By Stephan Currie, Executive Director, Michigan Association of Counties
The citizens now serving in the Michigan Legislature did not create the fiscal crisis that now grips our 83 counties and other local governments.
The crisis is so large, so complex, it took decades to create — decades of poor choices, often made with good, or at least not malicious, intentions.
Nevertheless, time after time, legislators eased their own financial challenges by deepening the hole that our 83 county governments are trapped in. Revenue-sharing cuts. Unfunded mandates. Restrictions on raising and using revenue. The encroachments are many, the effects enormous.
Today, we are urging them to take the first step to better fiscal health: Stop making it worse.
Four years ago, state leaders briefly noticed the problem around them and convened a task force to study the pension and retiree health care pressures squeezing local governments. I was proud to sit on that panel, which produced a series of limited but practical recommendations to ease the strain.
All the Legislature managed to do, unfortunately, was to require locals to generate more reports (i.e., more work for locals) for the state to look at.
And if you look at those reports, you will see an unsurprising fact: Counties are still squeezed. In fiscal 2019, for example, county governments had at least $3.5 billion in unfunded liabilities for retiree pensions and health care coverage.
And what has the Legislature been doing in the meantime? Not helping.
In 2013, it enacted an exemption on property taxes to help Michigan veterans — a laudable goal. But they did it without compensating local governments. That exemption has carved $1.7 billion in taxable value off local accounts.
In the last three legislative sessions, 2015-2020, legislators filed no fewer than 140 separate bills involving exemptions to the property tax, the central revenue source for Michigan counties.
Many of these bills were motivated by noble purposes (job creation) or targeted for worthy groups (disabled veterans, charitable groups), but what they all lacked was any recognition of, or response for, the resulting cuts to local resources and local services.
And consider, a recent analysis by the nonpartisan Lincoln Institute of Land Policy found that not only is Michigan “unique in the restrictiveness of the state’s property tax limits,” but “the property tax is particularly important for local governments’ fiscal health in Michigan because they have little access to other types of taxes to raise revenue.”

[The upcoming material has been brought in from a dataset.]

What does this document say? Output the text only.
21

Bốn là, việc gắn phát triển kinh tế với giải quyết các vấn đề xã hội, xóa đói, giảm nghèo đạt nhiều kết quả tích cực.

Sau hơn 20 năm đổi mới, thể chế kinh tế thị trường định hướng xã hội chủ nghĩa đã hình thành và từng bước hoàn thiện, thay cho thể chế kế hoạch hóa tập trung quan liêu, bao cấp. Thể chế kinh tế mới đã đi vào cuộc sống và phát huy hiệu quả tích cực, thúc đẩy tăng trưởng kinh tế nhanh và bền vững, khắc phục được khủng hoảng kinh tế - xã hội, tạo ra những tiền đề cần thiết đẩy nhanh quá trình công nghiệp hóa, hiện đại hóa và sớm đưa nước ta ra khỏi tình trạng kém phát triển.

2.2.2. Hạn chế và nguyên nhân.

Our crisis only worsened in the aftermath of the Great Recession a decade ago. As the state’s economy and resources bounced back, Michigan’s local governments, trapped underneath two interlocking state restrictions on property taxes (Proposal A and the Headlee Amendment), saw their resources plunge and never really return.

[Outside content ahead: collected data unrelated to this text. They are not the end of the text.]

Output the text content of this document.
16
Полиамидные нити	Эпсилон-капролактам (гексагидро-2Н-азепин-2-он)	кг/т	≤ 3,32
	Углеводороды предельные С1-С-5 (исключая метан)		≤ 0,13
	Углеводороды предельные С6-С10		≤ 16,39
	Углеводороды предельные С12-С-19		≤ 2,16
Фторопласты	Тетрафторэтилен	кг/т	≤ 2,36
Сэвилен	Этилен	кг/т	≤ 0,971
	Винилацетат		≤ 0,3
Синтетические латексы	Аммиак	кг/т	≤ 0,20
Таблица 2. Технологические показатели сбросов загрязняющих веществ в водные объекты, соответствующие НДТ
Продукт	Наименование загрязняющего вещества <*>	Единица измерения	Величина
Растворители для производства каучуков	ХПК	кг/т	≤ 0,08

It took 11 years for nominal property tax collections to recover to their 2008 level. Worse, adjusting for inflation, counties are now collecting almost $1 billion less than they did in 2008.
Then, of course, COVID hits.
Across the state, county leaders worked to ensure the continued delivery of public services while doing their best to protect the health of residents and county employees. The strains have been severe, but counties have met the challenge – so far.
But we’ve all seen what COVID has done to local economies, with empty storefronts and unutilized office buildings a common sight. Those images will, at some point, translate into lower property values and lower property taxes (used to pay for those local services and cover those local liabilities to public servants).
Despite this, some legislators are backing more ideas that will create more problems.
They are pointing to the historic investment to counties in the American Rescue Plan as proof the state can further reduce its commitment — even though the ARP funds cannot, by law, be used to address pension or retiree health care needs.
And they continue to file and tout property tax exemptions (10 bills so far in 2021).
With each of these special breaks, more of the burden for public services shifts to everyone else, the small businesses and households that constitute the majority of the state’s taxpayers.
So, until the Legislature can engage in a good-faith discussion on how to address the local government fiscal crisis, we have one simple request to lawmakers: Stop making it worse.